Many American viewers may have a hard time connecting to the particularities of European debates between Protestantism and Catholicism.  Contemporary American religious quarrels are most typically consumed by the “culture wars” between so-called secularism and religious virtues – often about whether or not stores should say “Merry Christmas” or if the City Hall can have a manger scene out front.  Rifts between Catholics and Protestants are not typically high-profile American affairs at present, with a good diversity of both in America: 22% of the country identifies as Catholic; 48% as Protestant (according to 2012 PEW data).

As the show demonstrates, though, different historical periods struggle with what it means to be a part of the “wrong,” religion, right and wrong often being decided by notions of nationalism and family heritage.  Lord Grantham was worried that the baby would be indoctrinated into the “wrong tribe,” for example, and staff leader Carson (Jim Carter) is concerned that Catholics are not loyal to the Crown.

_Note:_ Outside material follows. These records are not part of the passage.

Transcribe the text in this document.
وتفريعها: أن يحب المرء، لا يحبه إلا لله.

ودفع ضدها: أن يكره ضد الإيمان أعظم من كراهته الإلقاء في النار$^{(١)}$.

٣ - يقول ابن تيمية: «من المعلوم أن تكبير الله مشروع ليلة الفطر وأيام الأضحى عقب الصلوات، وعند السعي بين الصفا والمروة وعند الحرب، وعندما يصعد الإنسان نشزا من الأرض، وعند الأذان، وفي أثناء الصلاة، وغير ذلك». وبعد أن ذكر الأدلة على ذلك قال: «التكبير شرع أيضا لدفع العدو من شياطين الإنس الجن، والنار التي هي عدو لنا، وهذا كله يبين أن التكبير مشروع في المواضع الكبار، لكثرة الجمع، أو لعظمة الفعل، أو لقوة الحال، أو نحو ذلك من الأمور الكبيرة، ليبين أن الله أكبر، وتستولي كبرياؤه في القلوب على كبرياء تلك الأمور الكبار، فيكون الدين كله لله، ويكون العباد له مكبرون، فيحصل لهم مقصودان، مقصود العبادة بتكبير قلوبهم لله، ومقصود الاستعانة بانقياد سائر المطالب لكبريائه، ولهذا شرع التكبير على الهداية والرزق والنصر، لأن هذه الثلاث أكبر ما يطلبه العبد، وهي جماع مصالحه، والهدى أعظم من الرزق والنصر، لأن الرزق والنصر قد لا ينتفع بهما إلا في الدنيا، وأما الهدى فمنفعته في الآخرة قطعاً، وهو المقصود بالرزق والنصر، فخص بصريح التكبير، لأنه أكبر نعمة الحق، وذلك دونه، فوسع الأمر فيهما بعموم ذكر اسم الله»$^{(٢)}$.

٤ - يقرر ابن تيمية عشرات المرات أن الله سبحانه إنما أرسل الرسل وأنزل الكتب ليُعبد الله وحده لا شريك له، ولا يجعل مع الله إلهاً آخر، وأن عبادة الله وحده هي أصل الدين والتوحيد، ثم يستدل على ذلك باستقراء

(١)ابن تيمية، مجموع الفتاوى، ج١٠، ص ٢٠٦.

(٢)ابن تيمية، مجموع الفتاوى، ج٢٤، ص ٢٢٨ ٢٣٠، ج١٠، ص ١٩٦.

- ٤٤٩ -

This equivocation of national-identity and theological belief makes it difficult for meaningful conversations about spirituality to succeed, as Downton’s extended storyline shows with its captivating craftsmanship.  No wonder the aristocratic characters quarrel over religious difference when what is really at stake is their English heritage!  Rally cries for “American Patriotism,” though less concerned about Catholicism now than in the past, have their own fair share of such problematic confusion.

DowntonAbbey_2-3-2013_2Attempts at meaningful religious conversation fall apart in the episode, driven by simplifications that insult instead of illuminate.  Reverend Travis (Michael Cochrane), the local Protestant churchman, is called to dinner and refers to some of Tom’s Catholic ways as pagan, with other characters then asserting that perhaps Protestantism has it wrong too because what of the whole Indian sub-continent.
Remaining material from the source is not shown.